In her grandmother’s obituary, which Kidney included at the end of her book, I noted another surprising similarity between our families. Leora had not seven but ten children, seven boys and three girls exactly like my grandmother. Leora and Clabe lost twin boys to whooping cough during the Depression and a girl to an enlarged heart. Another alternate script, and my grandparents had theirs, too.
Our present moment is a trial but we need to keep perspective and remember the sacrifices of our ancestors.
Thank you, and yes, indeed. May we endure and grow.
Carole, as the oldest of my dad’s five children, I inherited the letters and cables for my uncle, George Winston Hammerud, who was killed on December 7, 1941 on the USS Arizona — the USS Arizona Memorial has just S1C GW Hammerud. The post you wrote had a special meaning to me because of that.

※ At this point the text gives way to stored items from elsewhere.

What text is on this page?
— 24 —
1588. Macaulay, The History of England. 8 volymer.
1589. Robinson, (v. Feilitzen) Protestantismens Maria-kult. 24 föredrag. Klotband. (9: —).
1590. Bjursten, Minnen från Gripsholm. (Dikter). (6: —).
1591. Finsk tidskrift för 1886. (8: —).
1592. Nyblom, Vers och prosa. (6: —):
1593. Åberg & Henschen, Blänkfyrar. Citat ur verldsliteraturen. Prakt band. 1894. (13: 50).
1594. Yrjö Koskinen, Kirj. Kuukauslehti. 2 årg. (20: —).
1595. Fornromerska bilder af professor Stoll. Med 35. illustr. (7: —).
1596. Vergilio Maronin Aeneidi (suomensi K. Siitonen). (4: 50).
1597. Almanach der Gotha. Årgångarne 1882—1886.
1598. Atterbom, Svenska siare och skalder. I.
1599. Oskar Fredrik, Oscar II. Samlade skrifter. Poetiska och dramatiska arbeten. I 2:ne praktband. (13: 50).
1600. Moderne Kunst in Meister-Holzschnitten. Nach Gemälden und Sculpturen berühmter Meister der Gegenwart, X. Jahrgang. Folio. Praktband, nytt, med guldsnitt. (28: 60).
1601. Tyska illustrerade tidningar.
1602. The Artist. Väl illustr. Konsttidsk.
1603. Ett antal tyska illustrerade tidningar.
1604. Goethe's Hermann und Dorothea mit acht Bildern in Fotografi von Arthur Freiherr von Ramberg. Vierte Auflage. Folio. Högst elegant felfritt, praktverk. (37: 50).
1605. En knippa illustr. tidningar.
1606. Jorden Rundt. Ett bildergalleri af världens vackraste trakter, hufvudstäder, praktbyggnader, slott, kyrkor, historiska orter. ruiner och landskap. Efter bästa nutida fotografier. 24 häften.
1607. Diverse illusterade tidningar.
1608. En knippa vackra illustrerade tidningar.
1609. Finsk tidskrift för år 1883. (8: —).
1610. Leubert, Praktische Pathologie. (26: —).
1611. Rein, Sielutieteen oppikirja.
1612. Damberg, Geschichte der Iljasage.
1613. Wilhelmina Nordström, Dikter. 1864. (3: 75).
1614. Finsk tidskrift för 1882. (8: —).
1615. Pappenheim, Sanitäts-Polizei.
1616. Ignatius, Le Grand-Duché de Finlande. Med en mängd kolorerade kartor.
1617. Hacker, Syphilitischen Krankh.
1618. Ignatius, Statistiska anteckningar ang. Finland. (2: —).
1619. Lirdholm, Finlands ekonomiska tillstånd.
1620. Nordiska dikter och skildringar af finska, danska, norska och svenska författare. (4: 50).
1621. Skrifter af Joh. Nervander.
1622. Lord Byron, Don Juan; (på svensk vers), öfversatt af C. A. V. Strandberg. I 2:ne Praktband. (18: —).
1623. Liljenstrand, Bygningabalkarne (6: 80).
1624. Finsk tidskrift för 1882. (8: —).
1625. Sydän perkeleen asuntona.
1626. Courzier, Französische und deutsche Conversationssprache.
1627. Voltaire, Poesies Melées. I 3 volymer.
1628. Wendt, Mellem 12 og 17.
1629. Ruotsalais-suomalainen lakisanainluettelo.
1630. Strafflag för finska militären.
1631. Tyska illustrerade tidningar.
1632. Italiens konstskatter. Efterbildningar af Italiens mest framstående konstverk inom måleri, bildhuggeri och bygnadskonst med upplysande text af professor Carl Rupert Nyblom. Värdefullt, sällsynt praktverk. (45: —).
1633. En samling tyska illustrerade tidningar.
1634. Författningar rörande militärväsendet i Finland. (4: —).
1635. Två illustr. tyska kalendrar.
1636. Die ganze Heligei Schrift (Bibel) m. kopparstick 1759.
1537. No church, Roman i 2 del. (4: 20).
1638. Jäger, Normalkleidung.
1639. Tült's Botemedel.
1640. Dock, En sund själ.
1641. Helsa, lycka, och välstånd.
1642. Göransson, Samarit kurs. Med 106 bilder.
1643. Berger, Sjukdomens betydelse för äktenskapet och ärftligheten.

Thank you for sharing your family’s history with me. Among the effects of one the Wilson sons killed in action was his copy of the New Testament given to him by the Gideons. In it he inscribed, “I give everything for the country it stands for.” May we remember the sacrifice.
I see similar parallels with my Dad’s family. While he and a few of his brothers were too young to serve in World War II, others did as well as one of his sisters. My grandmother related to us her experience when one of her sons was wounded in combat in the Pacific theater. She awoke in the middle of the night when her young Marines son was wounded. She knew he was in harm’s way.
So many families from that generation were impacted by the war. Amazing story about your grandmother. Thank you for sharing. -C.D.